I visited Mimuro kimono shop in Kyoto, an extensive business over several floors, but I was accompanied by a sales assistant
throughout and didn’t have the presence of mind to ask for men’s obi in particular; I spent a lot of time fending off offers to buy –
entering a shop in Kyoto has strong implications of intent to buy, while window-shopping outside is just that. Mimuro had an astounding
range of products and I ought to mention being shown two or three examples of braided obi known as sanjikku karaori obi
(literally `three-system’ kara-ori). I still haven’t managed to work out what I was looking at but it was an informal, summer obi, very
light in weight and light in colour.
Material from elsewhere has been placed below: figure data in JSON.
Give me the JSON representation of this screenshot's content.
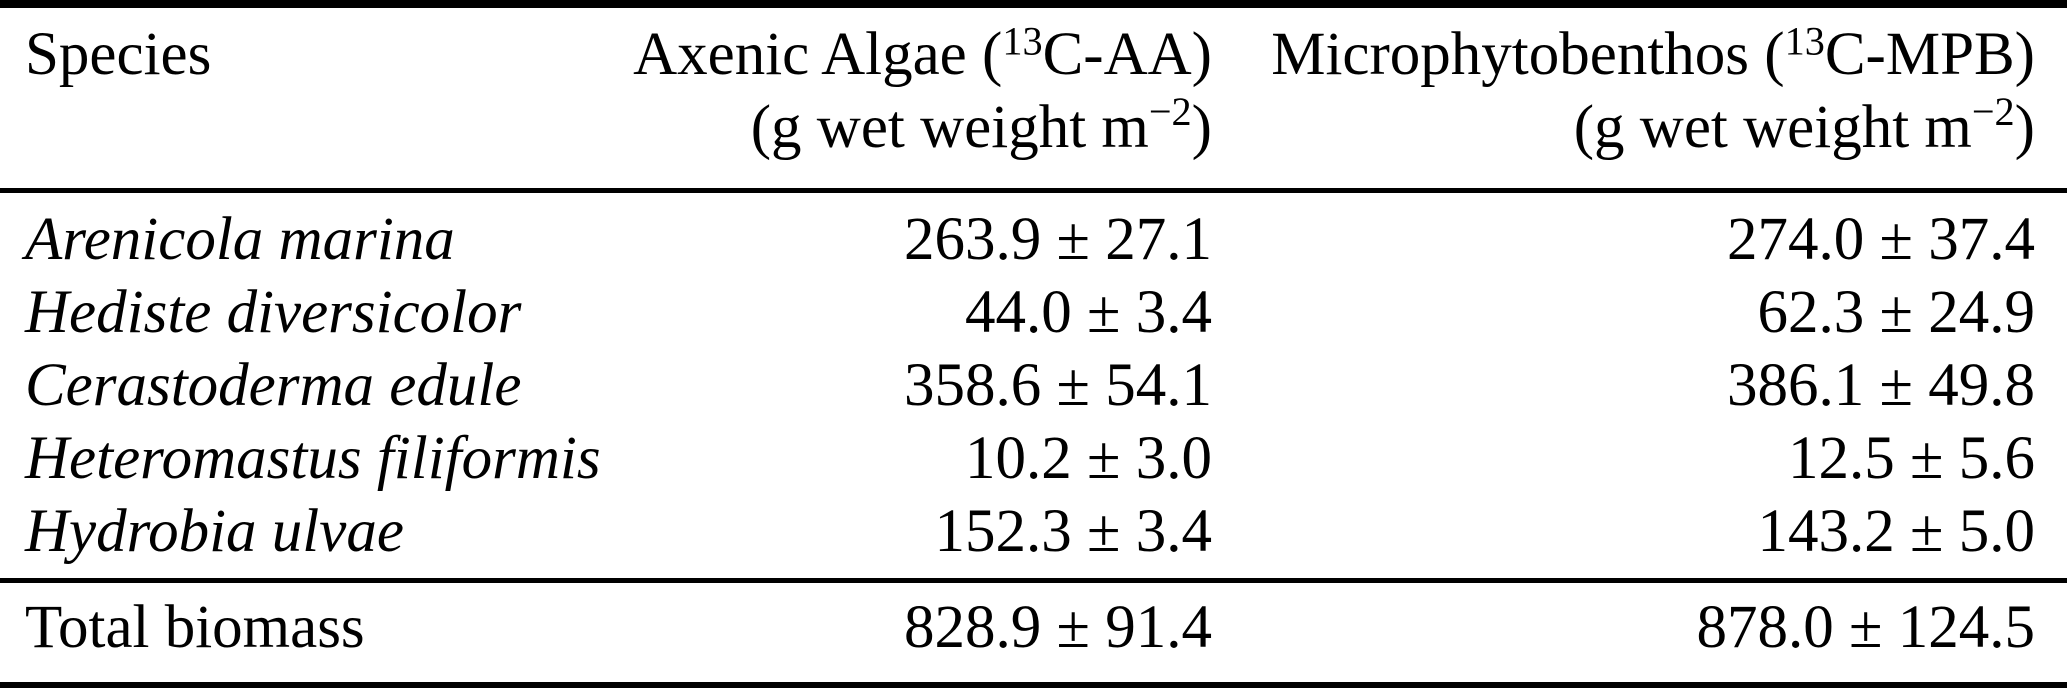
{
  "table": {
    "columns": {
      "species": {
        "label": "Species"
      },
      "aa": {
        "title": {
          "pre": "Axenic Algae (",
          "sup": "13",
          "post": "C-AA)"
        },
        "unit": {
          "pre": "(g wet weight m",
          "sup": "−2",
          "post": ")"
        }
      },
      "mpb": {
        "title": {
          "pre": "Microphytobenthos (",
          "sup": "13",
          "post": "C-MPB)"
        },
        "unit": {
          "pre": "(g wet weight m",
          "sup": "−2",
          "post": ")"
        }
      }
    },
    "rows": [
      {
        "species": "Arenicola marina",
        "aa": "263.9 ± 27.1",
        "mpb": "274.0 ± 37.4"
      },
      {
        "species": "Hediste diversicolor",
        "aa": "44.0 ± 3.4",
        "mpb": "62.3 ± 24.9"
      },
      {
        "species": "Cerastoderma edule",
        "aa": "358.6 ± 54.1",
        "mpb": "386.1 ± 49.8"
      },
      {
        "species": "Heteromastus filiformis",
        "aa": "10.2 ± 3.0",
        "mpb": "12.5 ± 5.6"
      },
      {
        "species": "Hydrobia ulvae",
        "aa": "152.3 ± 3.4",
        "mpb": "143.2 ± 5.0"
      }
    ],
    "footer": {
      "label": "Total biomass",
      "aa": "828.9 ± 91.4",
      "mpb": "878.0 ± 124.5"
    }
  },
  "colors": {
    "background": "#ffffff",
    "text": "#000000",
    "rule": "#000000"
  }
}
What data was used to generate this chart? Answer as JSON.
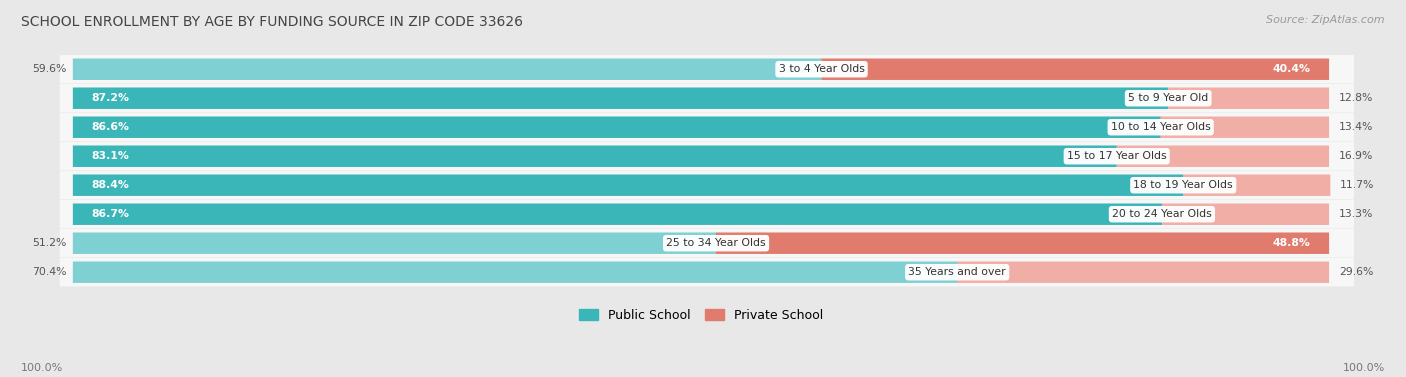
{
  "title": "SCHOOL ENROLLMENT BY AGE BY FUNDING SOURCE IN ZIP CODE 33626",
  "source": "Source: ZipAtlas.com",
  "categories": [
    "3 to 4 Year Olds",
    "5 to 9 Year Old",
    "10 to 14 Year Olds",
    "15 to 17 Year Olds",
    "18 to 19 Year Olds",
    "20 to 24 Year Olds",
    "25 to 34 Year Olds",
    "35 Years and over"
  ],
  "public_values": [
    59.6,
    87.2,
    86.6,
    83.1,
    88.4,
    86.7,
    51.2,
    70.4
  ],
  "private_values": [
    40.4,
    12.8,
    13.4,
    16.9,
    11.7,
    13.3,
    48.8,
    29.6
  ],
  "public_color_dark": "#3ab5b8",
  "public_color_light": "#7fd0d2",
  "private_color_dark": "#e07b6e",
  "private_color_light": "#f0aea6",
  "bg_color": "#e8e8e8",
  "bar_bg_color": "#f7f7f7",
  "legend_public": "Public School",
  "legend_private": "Private School",
  "axis_label_left": "100.0%",
  "axis_label_right": "100.0%",
  "pub_dark_threshold": 75,
  "priv_dark_threshold": 30
}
It appeared to be made up of lightly braided round karakumi diamonds, with a matching obijime
which looked distinctly Peruvian in character. In the simpler examples, it looked like three long andagumi/plain weave braids
linked at the edges, while another example seemed to involve different textures of yarn.

Footnotes
(1) Ando describes silk Kyoo-kanoko as a generic term for Hitta-kanoko shibori.
(2) Ando indicates that not even a rough sketch (and perhaps not even a kata/cartoon) was drawn to make Kyo-kanoko in Edo Period, all
the dots being bound “using the sharpened sense of the binder’s fingers”.

Bibliography
Ando, Hiroko Japanese tie-dyeing. Kyoto, Kyoto Shoin Art Library of Japanese Textiles vol.11, 1993. ISBN-4763670468.